Who Becomes A Science Teacher Educator in Turkey and the United States of America: A Comparative Study

Korkmazi H.



While the value of studying the teacher educators in order to identify differentiating characteristics across various content areas and factors related to reform efforts has been recognized by various authors, the literature indicates that relatively little research has been conducted in this area on science teacher educators. This study was designed to gain a current picture of the characteristics of science teacher educators in Turkey and in the United States focusing on demographic as well as work load variables and compare the current status of these variables to previous findings. Mixed method, including qualitative and quantitative methods, was used in this study. Data was obtained from web resources. A coding system was developed to collect data relevant to identifying characteristics of science teacher educators based on previous studies.
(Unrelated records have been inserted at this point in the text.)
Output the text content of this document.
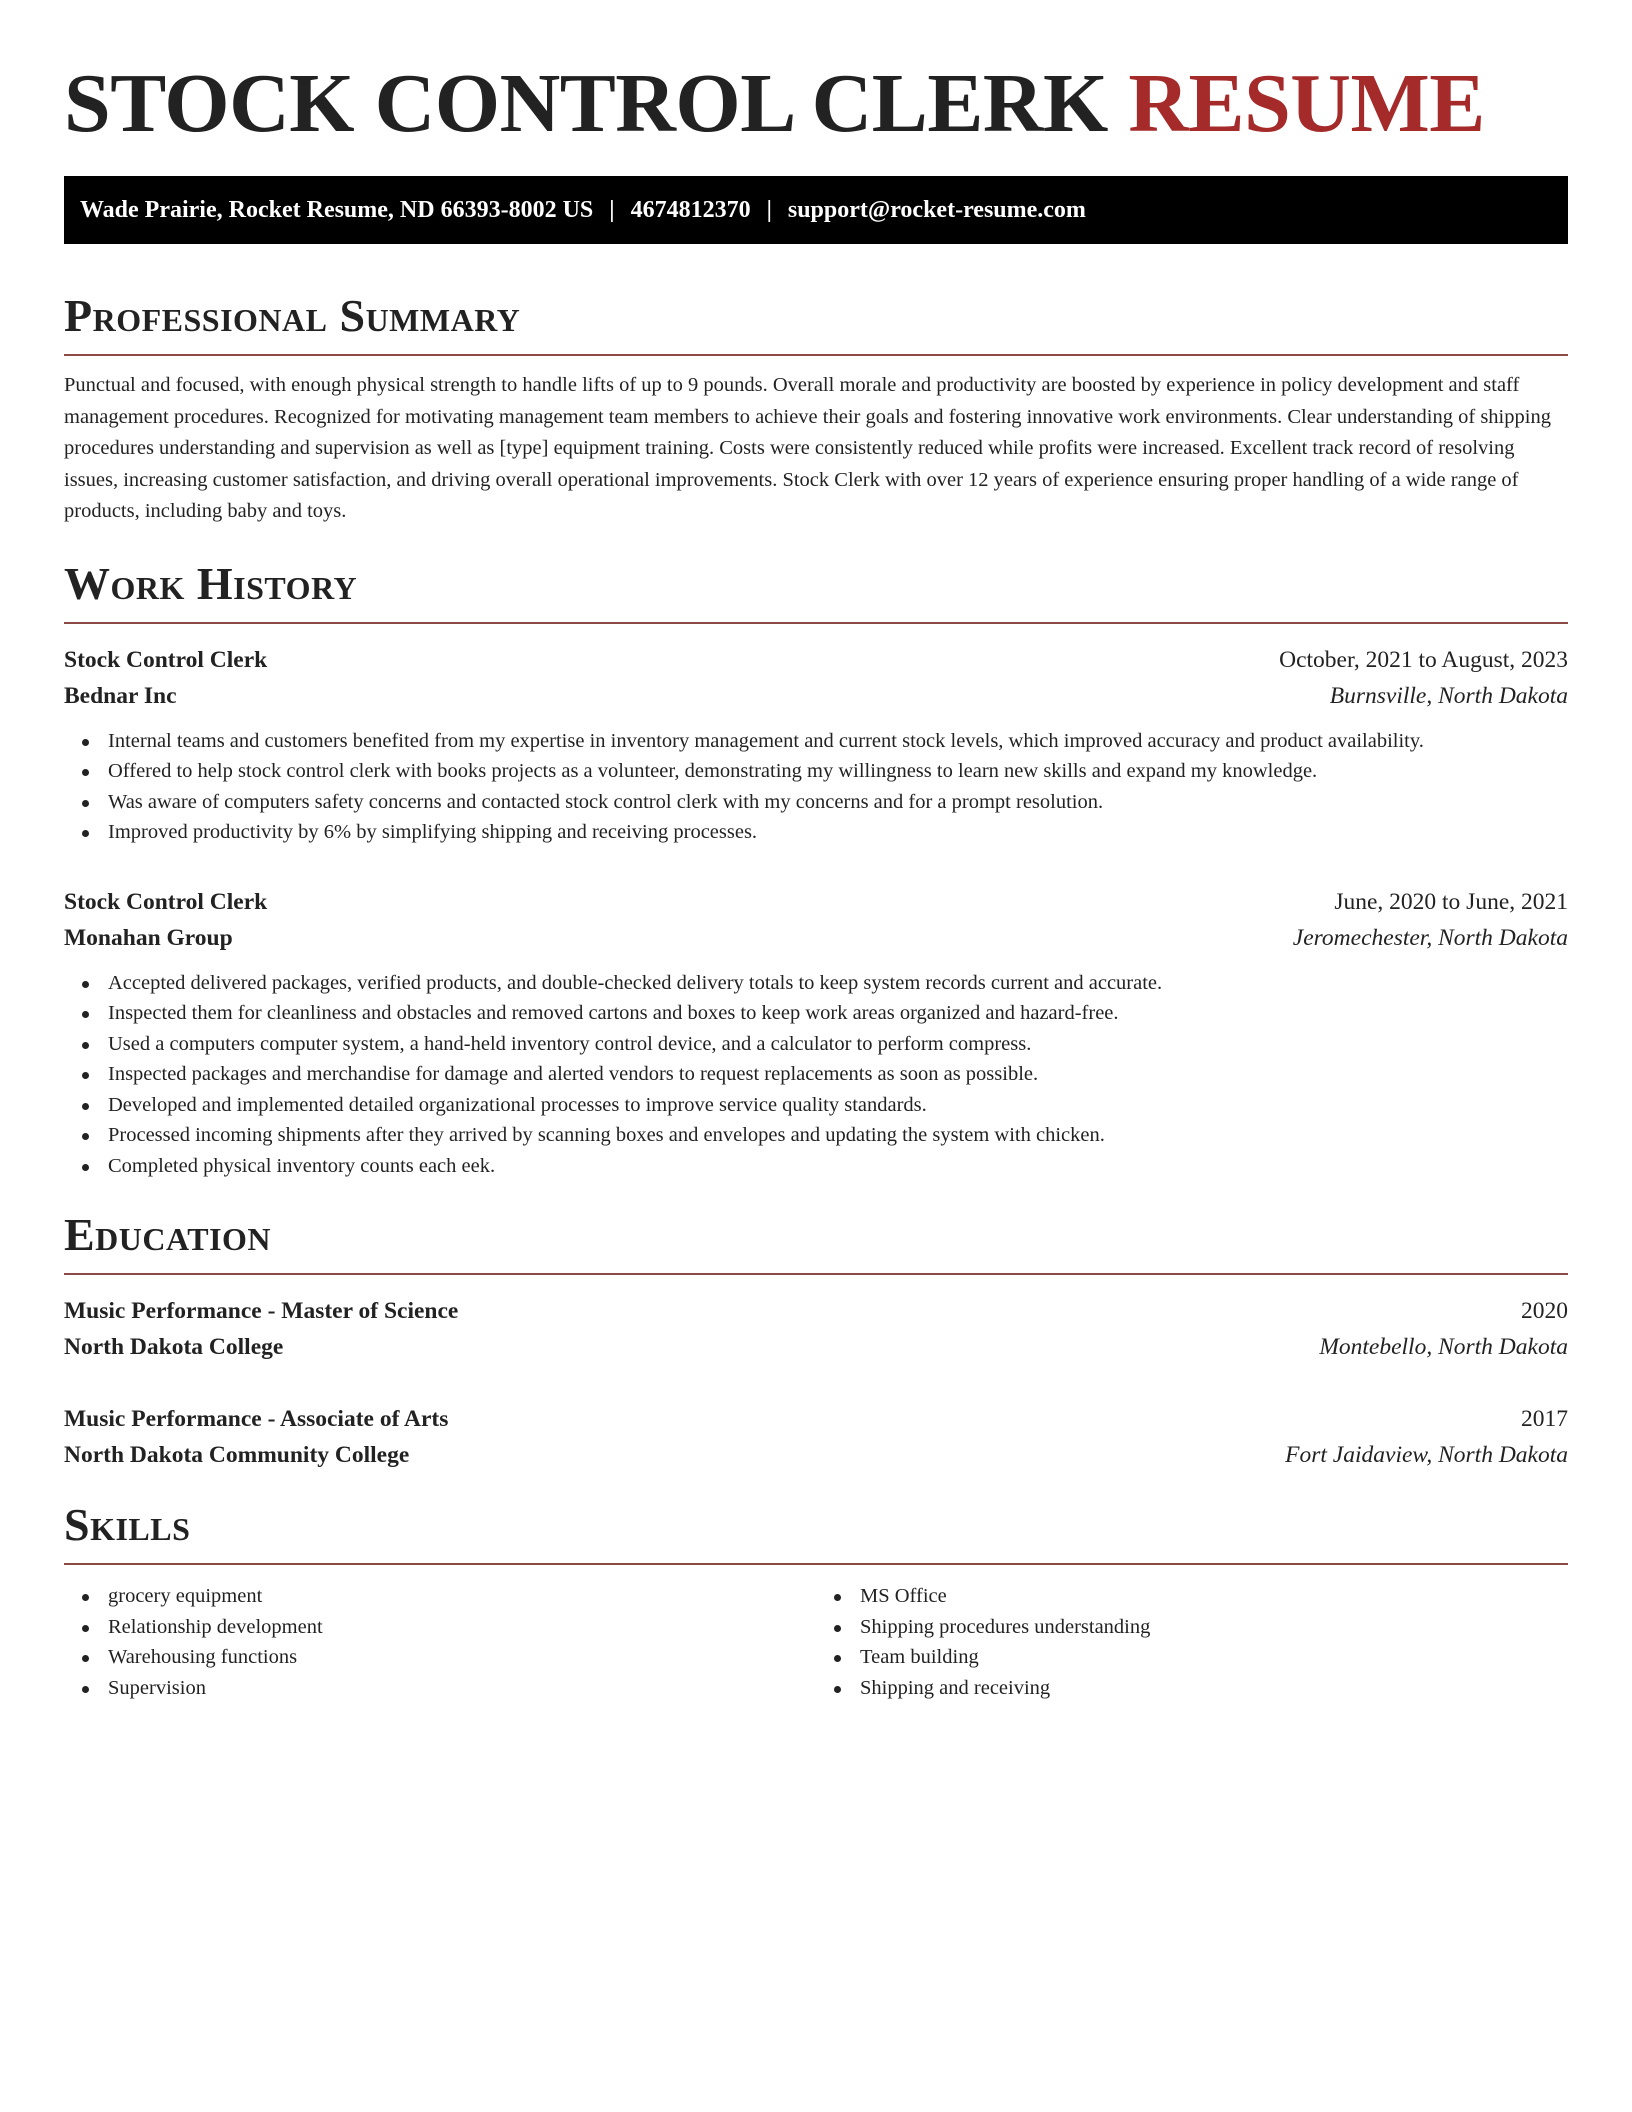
STOCK CONTROL CLERK RESUME
Wade Prairie, Rocket Resume, ND 66393-8002 US | 4674812370 | support@rocket-resume.com
Professional Summary

Punctual and focused, with enough physical strength to handle lifts of up to 9 pounds. Overall morale and productivity are boosted by experience in policy development and staff management procedures. Recognized for motivating management team members to achieve their goals and fostering innovative work environments. Clear understanding of shipping procedures understanding and supervision as well as [type] equipment training. Costs were consistently reduced while profits were increased. Excellent track record of resolving issues, increasing customer satisfaction, and driving overall operational improvements. Stock Clerk with over 12 years of experience ensuring proper handling of a wide range of products, including baby and toys.

Work History
Stock Control Clerk	October, 2021 to August, 2023
Bednar Inc	Burnsville, North Dakota
Internal teams and customers benefited from my expertise in inventory management and current stock levels, which improved accuracy and product availability.
Offered to help stock control clerk with books projects as a volunteer, demonstrating my willingness to learn new skills and expand my knowledge.
Was aware of computers safety concerns and contacted stock control clerk with my concerns and for a prompt resolution.
Improved productivity by 6% by simplifying shipping and receiving processes.
Stock Control Clerk	June, 2020 to June, 2021
Monahan Group	Jeromechester, North Dakota
Accepted delivered packages, verified products, and double-checked delivery totals to keep system records current and accurate.
Inspected them for cleanliness and obstacles and removed cartons and boxes to keep work areas organized and hazard-free.
Used a computers computer system, a hand-held inventory control device, and a calculator to perform compress.
Inspected packages and merchandise for damage and alerted vendors to request replacements as soon as possible.
Developed and implemented detailed organizational processes to improve service quality standards.
Processed incoming shipments after they arrived by scanning boxes and envelopes and updating the system with chicken.
Completed physical inventory counts each eek.
Education
Music Performance - Master of Science	2020
North Dakota College	Montebello, North Dakota
Music Performance - Associate of Arts	2017
North Dakota Community College	Fort Jaidaview, North Dakota
Skills
grocery equipment
Relationship development
Warehousing functions
Supervision
MS Office
Shipping procedures understanding
Team building
Shipping and receiving
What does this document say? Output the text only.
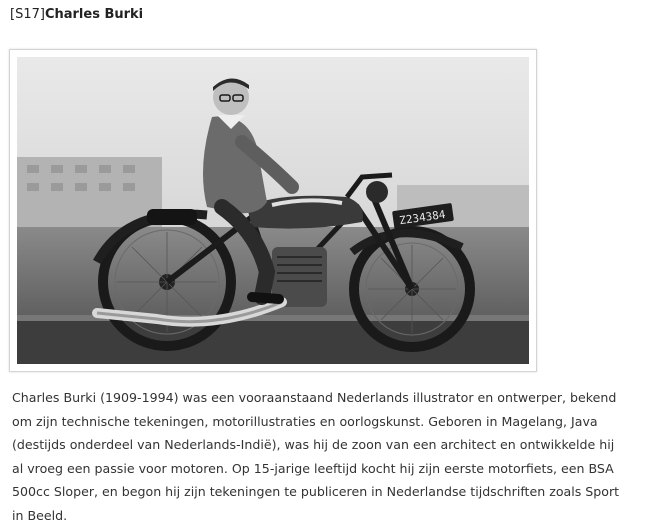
[S17]Charles Burki
Z234384
Charles Burki (1909-1994) was een vooraanstaand Nederlands illustrator en ontwerper, bekend
om zijn technische tekeningen, motorillustraties en oorlogskunst. Geboren in Magelang, Java
(destijds onderdeel van Nederlands-Indië), was hij de zoon van een architect en ontwikkelde hij
al vroeg een passie voor motoren. Op 15-jarige leeftijd kocht hij zijn eerste motorfiets, een BSA
500cc Sloper, en begon hij zijn tekeningen te publiceren in Nederlandse tijdschriften zoals Sport
in Beeld.
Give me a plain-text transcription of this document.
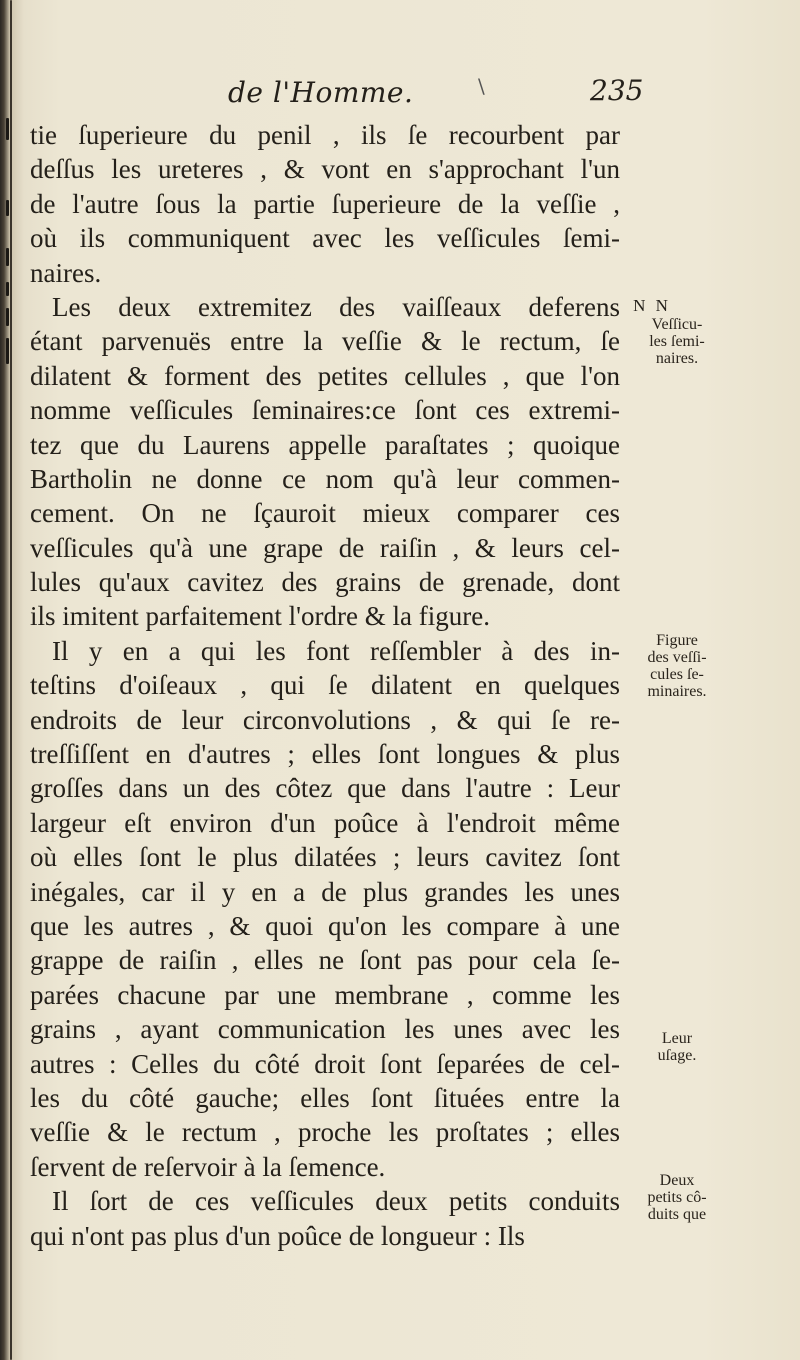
de l'Homme.	\	235
N N
tie ſuperieure du penil , ils ſe recourbent par
deſſus les ureteres , & vont en s'approchant l'un
de l'autre ſous la partie ſuperieure de la veſſie ,
où ils communiquent avec les veſſicules ſemi-
naires.
Les deux extremitez des vaiſſeaux deferens
étant parvenuës entre la veſſie & le rectum, ſe
dilatent & forment des petites cellules , que l'on
nomme veſſicules ſeminaires:ce ſont ces extremi-
tez que du Laurens appelle paraſtates ; quoique
Bartholin ne donne ce nom qu'à leur commen-
cement. On ne ſçauroit mieux comparer ces
veſſicules qu'à une grape de raiſin , & leurs cel-
lules qu'aux cavitez des grains de grenade, dont
ils imitent parfaitement l'ordre & la figure.
Il y en a qui les font reſſembler à des in-
teſtins d'oiſeaux , qui ſe dilatent en quelques
endroits de leur circonvolutions , & qui ſe re-
treſſiſſent en d'autres ; elles ſont longues & plus
groſſes dans un des côtez que dans l'autre : Leur
largeur eſt environ d'un poûce à l'endroit même
où elles ſont le plus dilatées ; leurs cavitez ſont
inégales, car il y en a de plus grandes les unes
que les autres , & quoi qu'on les compare à une
grappe de raiſin , elles ne ſont pas pour cela ſe-
parées chacune par une membrane , comme les
grains , ayant communication les unes avec les
autres : Celles du côté droit ſont ſeparées de cel-
les du côté gauche; elles ſont ſituées entre la
veſſie & le rectum , proche les proſtates ; elles
ſervent de reſervoir à la ſemence.
Il ſort de ces veſſicules deux petits conduits
qui n'ont pas plus d'un poûce de longueur : Ils
Veſſicu-
les ſemi-
naires.
Figure
des veſſi-
cules ſe-
minaires.
Leur
uſage.
Deux
petits cô-
duits que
The coding system was designed to gather data in five major areas (1) demographic and background information, (2) teaching responsibilities during an average year, (3) non teaching responsibilities, (4) scholarly activity, associated with research projects and publications, and (5) evaluation system and standards for professional development.. From both countries, ten colleges of education/schools of education were selected for this study. The results of this study indicated that the science educators in both countries have different characteristics in terms of five major areas. The actual content of the standard for science teacher educators is an important part of the study. In this context, this paper discusses whether setting explicit standards for science teacher educators would help or hinder efforts to improve the quality of teaching, touching on the viewpoints of student teachers versus professional organizations regarding standards of quality and exploring the implied and explicit standards of academic institutions for science teacher educators in the U. S., in comparison with the less-defined standards currently present in the Turkish educational system.